I personally don’t believe in them. That may sound naive or financially irresponsible to some, but we’re either taking the leap, or we’re not. If you don’t trust me or what I may be capable of, don’t marry me.
My first husband wanted a prenup, which was laughable, seeing as he had NOTHING to lose. He waited until two months before the wedding, and, while I was three months pregnant, to ask me. I felt trapped and heartbroken. Truth be told, had I not been pregnant, I would not have signed his stupid prenup, or gotten married.
Why plan for the divorce, for the worst? Why not plan for, and invest in, a long, healthy, happy marriage instead. What’s the point of saying “I do , until death do us part” if you’ve already signed a legal agreement saying “but, just in case”……

Miranda May 18, 2009, 5:30 PM

I don’t mind prenups if they are in “no-fault” states (pretty much meaning one partner can get a divorce for no reason and get EVERYTHING), especially if there is a disparity between incomes or a second marriage. Fortunately, I live in a state (NY) where divorces are only granted if both parties agree to the terms and conditions (meaning they have to agree on dividing everything up before it even gets to a courtroom) or in extreme cases (physical abuse, abandonment for greater than 12 months, etc.).
I also find it funny that a prenup is void in all states if it mentions sex because it is then considered solicitation.

DD May 18, 2009, 6:33 PM

Ha! Good info, Miranda! “No-fault” states (like California) also eliminate the ability to financially penalize a spouse for marriage wrong-doing (i.e. cheating).

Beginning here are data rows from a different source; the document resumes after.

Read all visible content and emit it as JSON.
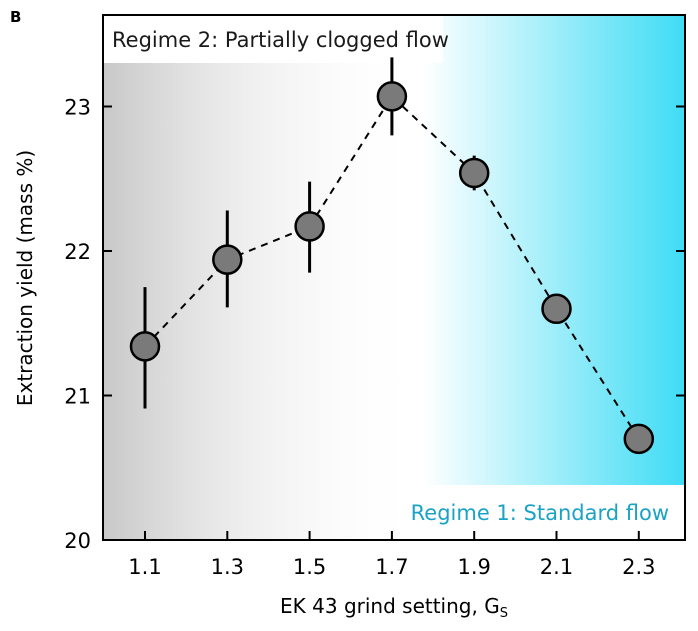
{
  "panel_label": "B",
  "chart_data": {
    "type": "line",
    "title": "",
    "xlabel": "EK 43 grind setting, G",
    "xlabel_subscript": "S",
    "ylabel": "Extraction yield (mass %)",
    "x": [
      1.1,
      1.3,
      1.5,
      1.7,
      1.9,
      2.1,
      2.3
    ],
    "x_tick_labels": [
      "1.1",
      "1.3",
      "1.5",
      "1.7",
      "1.9",
      "2.1",
      "2.3"
    ],
    "y_ticks": [
      20,
      21,
      22,
      23
    ],
    "y_tick_labels": [
      "20",
      "21",
      "22",
      "23"
    ],
    "xlim": [
      1.0,
      2.41
    ],
    "ylim": [
      20,
      23.63
    ],
    "series": [
      {
        "name": "Extraction yield",
        "values": [
          21.34,
          21.94,
          22.17,
          23.07,
          22.54,
          21.6,
          20.7
        ],
        "err_high": [
          21.75,
          22.28,
          22.48,
          23.34,
          22.66,
          21.6,
          20.7
        ],
        "err_low": [
          20.91,
          21.61,
          21.85,
          22.8,
          22.42,
          21.6,
          20.7
        ],
        "line_style": "dashed",
        "marker_color": "#7a7a7a"
      }
    ],
    "annotations": [
      {
        "text": "Regime 2: Partially clogged flow",
        "color": "#1a1a1a"
      },
      {
        "text": "Regime 1: Standard flow",
        "color": "#1ba3c6"
      }
    ],
    "colors": {
      "regime2_gray": "#c8c8c8",
      "regime1_cyan": "#3fdcf5"
    },
    "grid": false
  }
}
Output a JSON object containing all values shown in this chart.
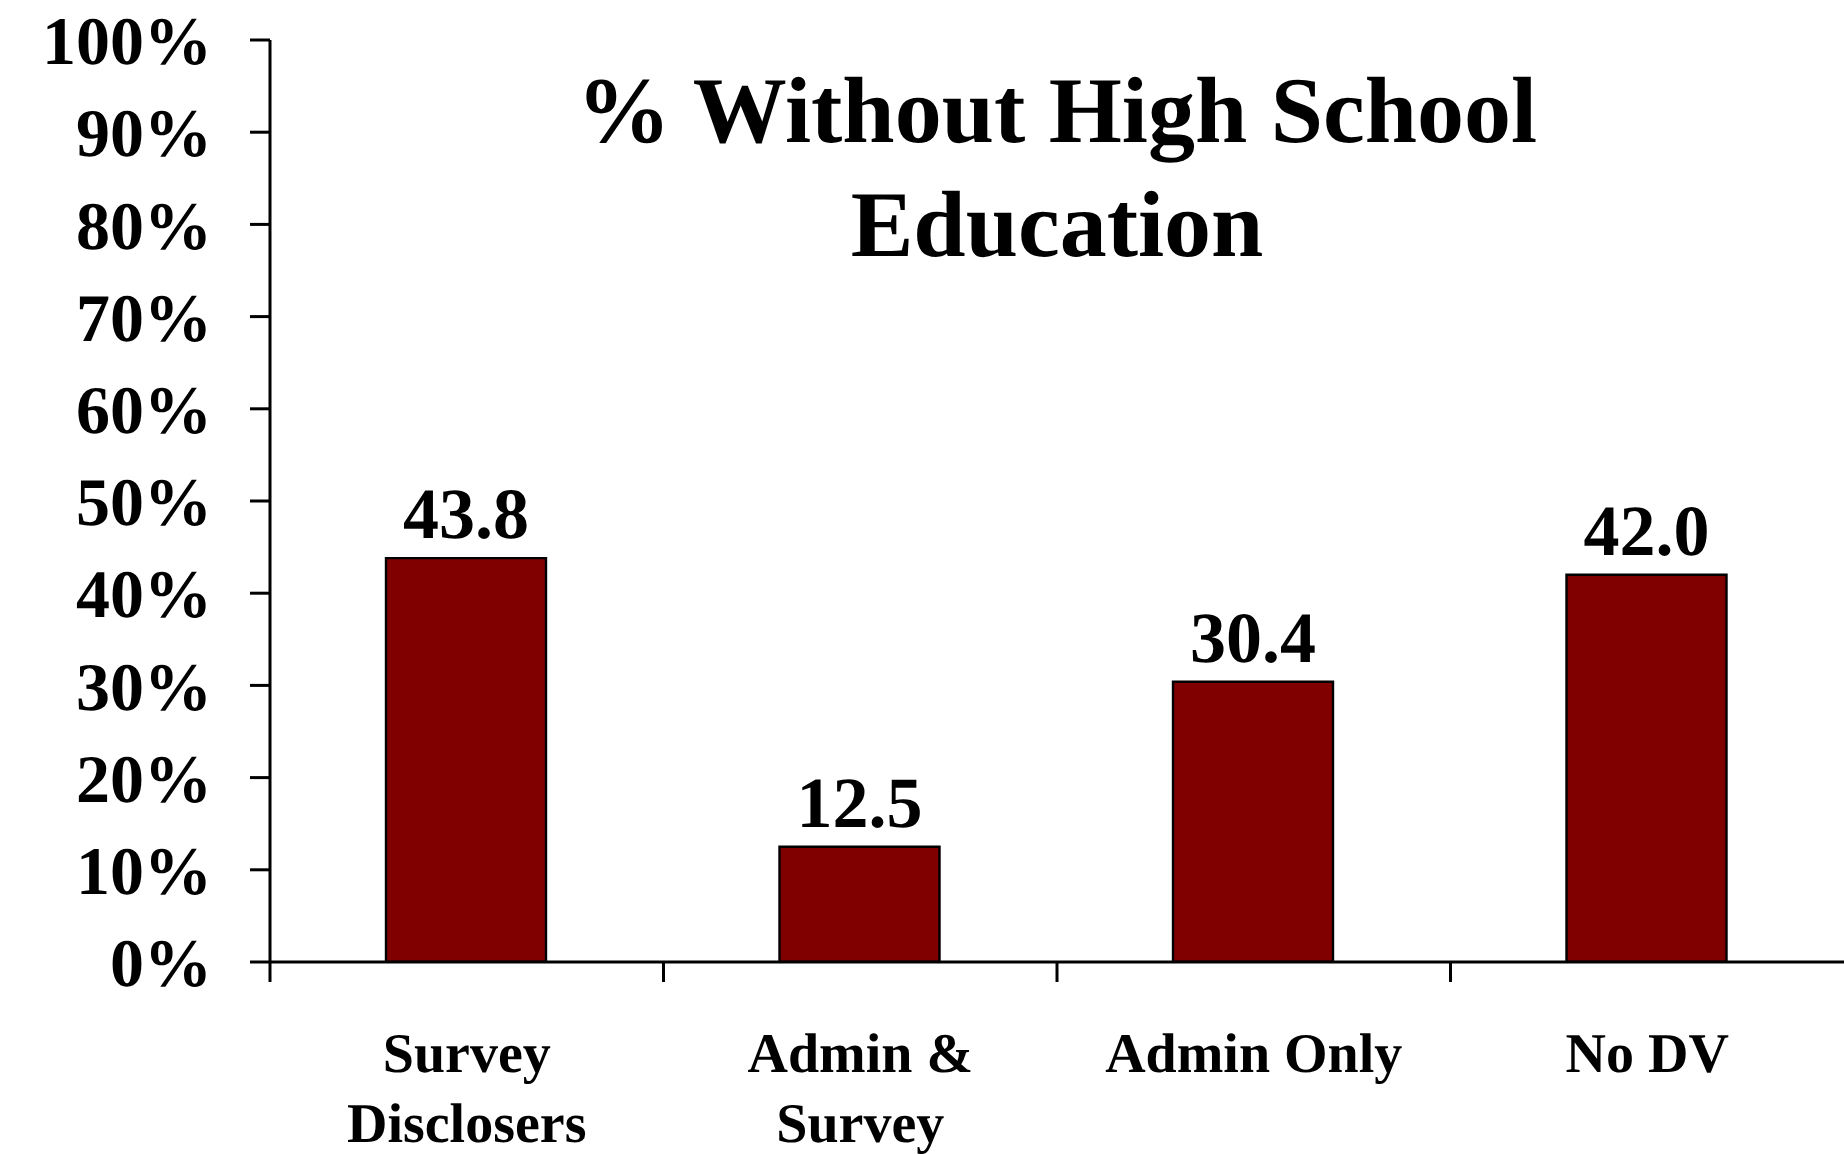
{
  "chart_data": {
    "type": "bar",
    "title": "% Without High School Education",
    "categories": [
      "Survey Disclosers",
      "Admin & Survey",
      "Admin Only",
      "No DV"
    ],
    "values": [
      43.8,
      12.5,
      30.4,
      42.0
    ],
    "value_labels": [
      "43.8",
      "12.5",
      "30.4",
      "42.0"
    ],
    "color": "#800000",
    "ylim": [
      0,
      100
    ],
    "yticks": [
      {
        "value": 0,
        "label": "0%"
      },
      {
        "value": 10,
        "label": "10%"
      },
      {
        "value": 20,
        "label": "20%"
      },
      {
        "value": 30,
        "label": "30%"
      },
      {
        "value": 40,
        "label": "40%"
      },
      {
        "value": 50,
        "label": "50%"
      },
      {
        "value": 60,
        "label": "60%"
      },
      {
        "value": 70,
        "label": "70%"
      },
      {
        "value": 80,
        "label": "80%"
      },
      {
        "value": 90,
        "label": "90%"
      },
      {
        "value": 100,
        "label": "100%"
      }
    ]
  }
}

Check out tomorrow’s post about post-nups in case you ever move away from New York!

Triniman76 May 18, 2009, 9:59 PM

I can make an arguement for pre-nups in some cases ie. professional athlete/entertainer marrying a “waitress” studying to be an “actress” or Oprah marrying me for arguements sake. Hahaha. The fact of the matter is… people get divorced and it’s naive to think that it could NEVER happen to you. I think that most couples when they decide to enter into a marriage have the best intentions, but nevertheless the divorce rate in the US is over 50%.

Nicole May 18, 2009, 11:26 PM

Here is a question for people that have a big problem with prenups - do you have homeowners insurance? Auto insurance? Nobody buys a house or drives a car expecting something bad to happen, but you don’t hear people saying “I don’t need to get that, it will never happen to me, I’m a really safe driver!” Replace that “safe driver” with “really in love” and it becomes a whole different ballgame. If you are planning on staying married forever (and most people do), then what is the harm in a piece of paper that says what will happen if you don’t? If that is what it takes to make your significant other feel truly comfortable and at ease, then I would not have a problem.

tanya EVANS May 18, 2009, 11:43 PM

I would have no problem with a prenump, I guess it would all depend on if my hubby wanted me to stay home and tend to kids and him 24/7, give up my work that I love so much etc!!! I believe whatever you had before you get married should remain separate… You hope you never divorce:( but if you do, I feel the amount should not be half… But fair… I would include a “promise to be fair should we ever divorce” claus in mine. :) Oh and a cheating claus”You cheat, I take ALL”


Southeast 619 May 20, 2009, 6:51 PM

With all these gold diggers out there these days its better safe then sorry.